= Nathan Anderson =

Hindenburg Research founder

Nathan Anderson is the founder of Hindenburg Research, a New York-based investment research firm known for its investigative reports and short-selling strategies. When he announced the closure of Hindenburg in 2025, the Wall Street Journal called him "Wall Street’s Pre-Eminent Short Seller".

== Childhood and early career ==
Anderson's exact birth date is not publicly known, but he was reported to be 38 years old as of early 2023. Anderson grew up in the state of Connecticut, where he attended an Orthodox Jewish day school. He is the son of a university professor and a nurse. During a business podcast, Anderson recalled that he had tried to convince the head rabbi of his school that the Book of Genesis was compatible with the modern theory of evolution.

He earned a degree in international business from the University of Connecticut. Between March 2004 and January 2005, he worked as an ambulance driver in Israel.

He has qualified for two financial professional certifications: Chartered Financial Analyst (CFA) and Chartered Alternative Investment Analyst (CAIA).

He began his financial career working for FactSet Research Systems Inc. He later described his experiences to the Wall Street Journal, saying: "I realized they were doing a lot of run-of-the-mill analysis; there was a lot of conformity." He then took a job vetting potential investments for the private wealth management services of wealthy people. After this initial experience, he founded his first firm, ClaritySpring.

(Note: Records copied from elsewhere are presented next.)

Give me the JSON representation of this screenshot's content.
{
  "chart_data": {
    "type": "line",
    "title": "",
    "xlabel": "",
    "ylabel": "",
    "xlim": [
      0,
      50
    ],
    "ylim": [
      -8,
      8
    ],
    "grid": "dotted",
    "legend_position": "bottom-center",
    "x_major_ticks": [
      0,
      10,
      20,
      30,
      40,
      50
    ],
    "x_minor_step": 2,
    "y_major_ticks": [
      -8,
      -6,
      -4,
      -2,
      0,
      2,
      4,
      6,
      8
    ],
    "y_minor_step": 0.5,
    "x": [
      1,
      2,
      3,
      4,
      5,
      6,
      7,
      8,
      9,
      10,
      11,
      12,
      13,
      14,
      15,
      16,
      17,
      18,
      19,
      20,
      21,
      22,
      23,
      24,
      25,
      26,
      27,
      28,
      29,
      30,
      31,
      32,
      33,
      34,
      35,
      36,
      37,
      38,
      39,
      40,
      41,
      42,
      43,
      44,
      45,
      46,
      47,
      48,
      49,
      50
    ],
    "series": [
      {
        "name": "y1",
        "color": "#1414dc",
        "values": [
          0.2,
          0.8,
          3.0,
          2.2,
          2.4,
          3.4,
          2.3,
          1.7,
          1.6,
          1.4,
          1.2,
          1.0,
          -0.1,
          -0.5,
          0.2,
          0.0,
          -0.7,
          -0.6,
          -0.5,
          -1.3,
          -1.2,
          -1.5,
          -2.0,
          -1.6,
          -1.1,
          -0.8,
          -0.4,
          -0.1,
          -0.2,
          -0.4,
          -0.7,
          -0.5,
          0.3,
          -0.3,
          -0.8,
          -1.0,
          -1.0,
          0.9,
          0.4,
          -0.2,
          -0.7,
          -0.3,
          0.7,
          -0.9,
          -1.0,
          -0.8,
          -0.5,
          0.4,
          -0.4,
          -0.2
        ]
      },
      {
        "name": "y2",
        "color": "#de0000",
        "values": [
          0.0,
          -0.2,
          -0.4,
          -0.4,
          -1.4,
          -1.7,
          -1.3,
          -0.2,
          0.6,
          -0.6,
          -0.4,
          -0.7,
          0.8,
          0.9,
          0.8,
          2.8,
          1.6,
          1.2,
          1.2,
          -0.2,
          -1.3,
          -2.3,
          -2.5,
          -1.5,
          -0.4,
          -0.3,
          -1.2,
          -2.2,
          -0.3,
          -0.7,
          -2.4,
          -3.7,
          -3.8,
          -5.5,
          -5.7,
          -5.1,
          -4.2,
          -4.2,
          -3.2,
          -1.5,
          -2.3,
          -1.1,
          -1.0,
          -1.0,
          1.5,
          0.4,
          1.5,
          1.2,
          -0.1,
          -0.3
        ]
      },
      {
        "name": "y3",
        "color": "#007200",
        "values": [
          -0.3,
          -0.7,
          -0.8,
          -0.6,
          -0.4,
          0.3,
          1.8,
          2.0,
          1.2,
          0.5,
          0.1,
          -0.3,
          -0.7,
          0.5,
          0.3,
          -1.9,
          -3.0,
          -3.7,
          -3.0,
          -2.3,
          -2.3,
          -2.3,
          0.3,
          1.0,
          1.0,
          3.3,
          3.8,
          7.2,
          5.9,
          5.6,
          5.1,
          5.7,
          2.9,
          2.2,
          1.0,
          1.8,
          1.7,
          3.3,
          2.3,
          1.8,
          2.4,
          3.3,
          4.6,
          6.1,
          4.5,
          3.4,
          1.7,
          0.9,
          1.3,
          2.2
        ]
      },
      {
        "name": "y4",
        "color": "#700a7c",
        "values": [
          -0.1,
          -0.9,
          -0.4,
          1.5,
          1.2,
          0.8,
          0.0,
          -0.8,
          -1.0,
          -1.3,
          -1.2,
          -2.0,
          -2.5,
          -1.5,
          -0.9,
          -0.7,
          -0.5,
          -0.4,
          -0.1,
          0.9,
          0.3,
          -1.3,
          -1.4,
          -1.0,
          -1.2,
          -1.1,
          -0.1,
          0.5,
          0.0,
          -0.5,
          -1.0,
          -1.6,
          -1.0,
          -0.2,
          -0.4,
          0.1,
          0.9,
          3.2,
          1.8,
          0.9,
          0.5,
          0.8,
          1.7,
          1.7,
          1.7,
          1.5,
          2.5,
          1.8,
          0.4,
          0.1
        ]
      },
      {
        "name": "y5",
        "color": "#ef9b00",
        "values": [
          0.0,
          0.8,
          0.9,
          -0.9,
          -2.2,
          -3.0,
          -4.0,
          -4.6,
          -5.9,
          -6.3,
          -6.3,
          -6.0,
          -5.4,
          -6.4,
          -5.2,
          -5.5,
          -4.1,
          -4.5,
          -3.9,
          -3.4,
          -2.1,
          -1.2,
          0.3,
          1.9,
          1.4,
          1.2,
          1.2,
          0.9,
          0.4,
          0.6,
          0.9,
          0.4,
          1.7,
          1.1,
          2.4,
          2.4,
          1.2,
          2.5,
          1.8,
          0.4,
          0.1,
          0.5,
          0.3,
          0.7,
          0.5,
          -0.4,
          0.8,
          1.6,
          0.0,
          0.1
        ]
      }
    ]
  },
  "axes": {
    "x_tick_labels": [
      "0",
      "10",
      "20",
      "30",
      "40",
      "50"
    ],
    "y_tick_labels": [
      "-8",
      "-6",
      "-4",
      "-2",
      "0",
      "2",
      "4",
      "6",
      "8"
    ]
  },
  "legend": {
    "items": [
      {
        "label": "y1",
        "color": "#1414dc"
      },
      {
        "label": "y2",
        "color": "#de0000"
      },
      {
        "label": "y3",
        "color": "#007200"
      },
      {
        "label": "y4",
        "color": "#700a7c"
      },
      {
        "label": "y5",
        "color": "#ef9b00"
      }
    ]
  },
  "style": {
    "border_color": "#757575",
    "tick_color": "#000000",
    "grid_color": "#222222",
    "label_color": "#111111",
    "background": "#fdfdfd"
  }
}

== Later career – forensic reports and short selling ==
Anderson has stated that his decision to specialize in financial fraud investigations was inspired by Harry Markopolos, a financial fraud investigator who was instrumental in uncovering the Bernie Madoff's investment scandal. Anderson reportedly worked with Markopolos on the Platinum Partners investigation, which resulted in seven executives being charged with securities fraud. Around 2014, Anderson began filing whistleblowing reports with U.S. authorities, hoping to collect government bounties for uncovering fraud (for an example of such a program, see the Security and Exchange Commission's Office of the Whistleblower).

Anderson initially established a brokerage firm for hedge funds, specializing in providing due diligence services and fraud reports. By 2017, the brokerage had only managed to accrue a net capital balance of $58,382, while Anderson's landlord filed suit to evict him. These difficulties led Anderson to forgo his brokerage license and start Hindenburg.

In 2018, Anderson founded Hindenburg Research, a small investment management firm specializing in forensic finance investigations. It seeks to unearth 'man-made disasters floating around in the market'. Its website describes its activities as follows:... we believe the most impactful research results from uncovering hard-to-find information from atypical sources. In particular we often look for situations where companies may have any combination of:

- Accounting irregularities
- Bad actors in management or key service provider roles
- Undisclosed related-party transactions
- Illegal/unethical business or financial reporting practices
- Undisclosed regulatory, product, or financial issues
The firm's first influential report, in September 2020, targeted electric vehicle manufacturer, Nikola Corporation. The report alleged that Nikola was lying about its technology and product performance. The U.S. Securities and Exchange Commission and the U.S. Department of Justice investigated these claims and Trevor Milton, the founder of Nikola, was ultimately convicted of fraud charges. In January 2023, a high-profile Hindenburg report covered alleged massive stock manipulation and accounting fraud by the Adani Group, an Indian conglomerate headed by Gautam Adani, one of the world’s richest men.

Anderson's wealth is not public. He has given many media interviews but has not commented on how much he or Hindenburg make from short investments. In 2021, he said that Nikola was his firm’s biggest win to date. About 10 unnamed investors bankroll some of the firm’s operations, and some of them make their own short bets alongside Hindenburg. Hindenburg Research is not publicly traded, so few rules for information disclosure apply to its top officers. In 2023, the firm was thought to employ about a dozen people.

On January 15, 2025, Anderson announced that he would be disbanding Hindenburg Research since it had “finished the pipeline of ideas we were working on.”